NITOL group also included Usolikhimprom (Усольхимпром) company that was shut down and dissolved on November 1, 2017 due to bankruptcy as well. The company was labeled as a «second Chernobyl» due to chemical contamination of plant by mercury and others dangerous raw chemical compounds that were left unmanaged.

== Overview ==
They were valued at $1bn in Jan 2008 The company was founded in 1998 by Dimitry Kontenko, and in 2009, was Russia's largest producer of polysilicon.

Nitol’s current and envisaged product groups include the value chain from trichlorosilane to polycrystalline silicon and monocrystalline and multicrystalline silicon wafers.

Nitol Solar production activity is based on two divisions – the Chemical Division and the Polysilicon Division.

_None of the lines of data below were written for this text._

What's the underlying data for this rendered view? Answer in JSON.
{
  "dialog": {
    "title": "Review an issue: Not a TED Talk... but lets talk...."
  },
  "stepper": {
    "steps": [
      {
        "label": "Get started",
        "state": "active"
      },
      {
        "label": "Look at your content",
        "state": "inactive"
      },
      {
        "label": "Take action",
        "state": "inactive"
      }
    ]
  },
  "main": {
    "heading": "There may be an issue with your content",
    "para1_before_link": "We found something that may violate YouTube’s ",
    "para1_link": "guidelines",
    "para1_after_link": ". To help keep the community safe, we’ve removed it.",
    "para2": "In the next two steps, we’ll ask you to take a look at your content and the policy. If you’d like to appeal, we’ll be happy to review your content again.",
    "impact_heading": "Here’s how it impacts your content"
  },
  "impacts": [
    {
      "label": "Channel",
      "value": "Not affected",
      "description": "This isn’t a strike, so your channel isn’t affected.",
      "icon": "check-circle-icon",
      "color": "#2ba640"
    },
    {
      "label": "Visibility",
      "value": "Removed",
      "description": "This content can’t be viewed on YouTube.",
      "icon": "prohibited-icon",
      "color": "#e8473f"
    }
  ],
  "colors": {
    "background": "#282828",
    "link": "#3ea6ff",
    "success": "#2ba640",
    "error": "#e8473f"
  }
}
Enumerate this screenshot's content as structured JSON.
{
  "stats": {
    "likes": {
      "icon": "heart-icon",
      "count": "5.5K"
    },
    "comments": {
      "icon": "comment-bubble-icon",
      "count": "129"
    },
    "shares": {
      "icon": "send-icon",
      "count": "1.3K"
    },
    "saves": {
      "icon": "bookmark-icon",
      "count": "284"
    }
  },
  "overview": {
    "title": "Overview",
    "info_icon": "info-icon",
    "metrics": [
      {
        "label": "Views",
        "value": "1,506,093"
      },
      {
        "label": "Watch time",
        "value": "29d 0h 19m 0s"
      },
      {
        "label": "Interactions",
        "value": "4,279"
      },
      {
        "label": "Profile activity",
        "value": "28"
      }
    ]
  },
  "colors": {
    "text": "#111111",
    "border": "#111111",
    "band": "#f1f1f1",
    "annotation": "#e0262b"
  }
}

The divisions are integrated into a single value chain.

The Chemical Division manufactures chlorine, caustic soda, a number of chlorine-containing organic and inorganic products and processes gas for the production of trichlorosilane (raw material for polysilicon production).

The Polysilicon Division is focussed on the manufacture of the primary raw material for photovoltaic wafers.

In 2011, the company was involved in a project funded by Rusnano and Sberbank to establish a polysilicone plant in Irkutsk, the project folded with all workers laid off after the price of polysilicone fell from $400 to $16/kg.

In 2012 company stopped production of polycrystalline silicon. In 2019 it was completely bankrupt.

== Legacy ==
The company has left a huge mercury-containing sludge that heavily contaminated nearby rivers and lands by mercury metal. Because of that it's often referred as a «second Chernobyl».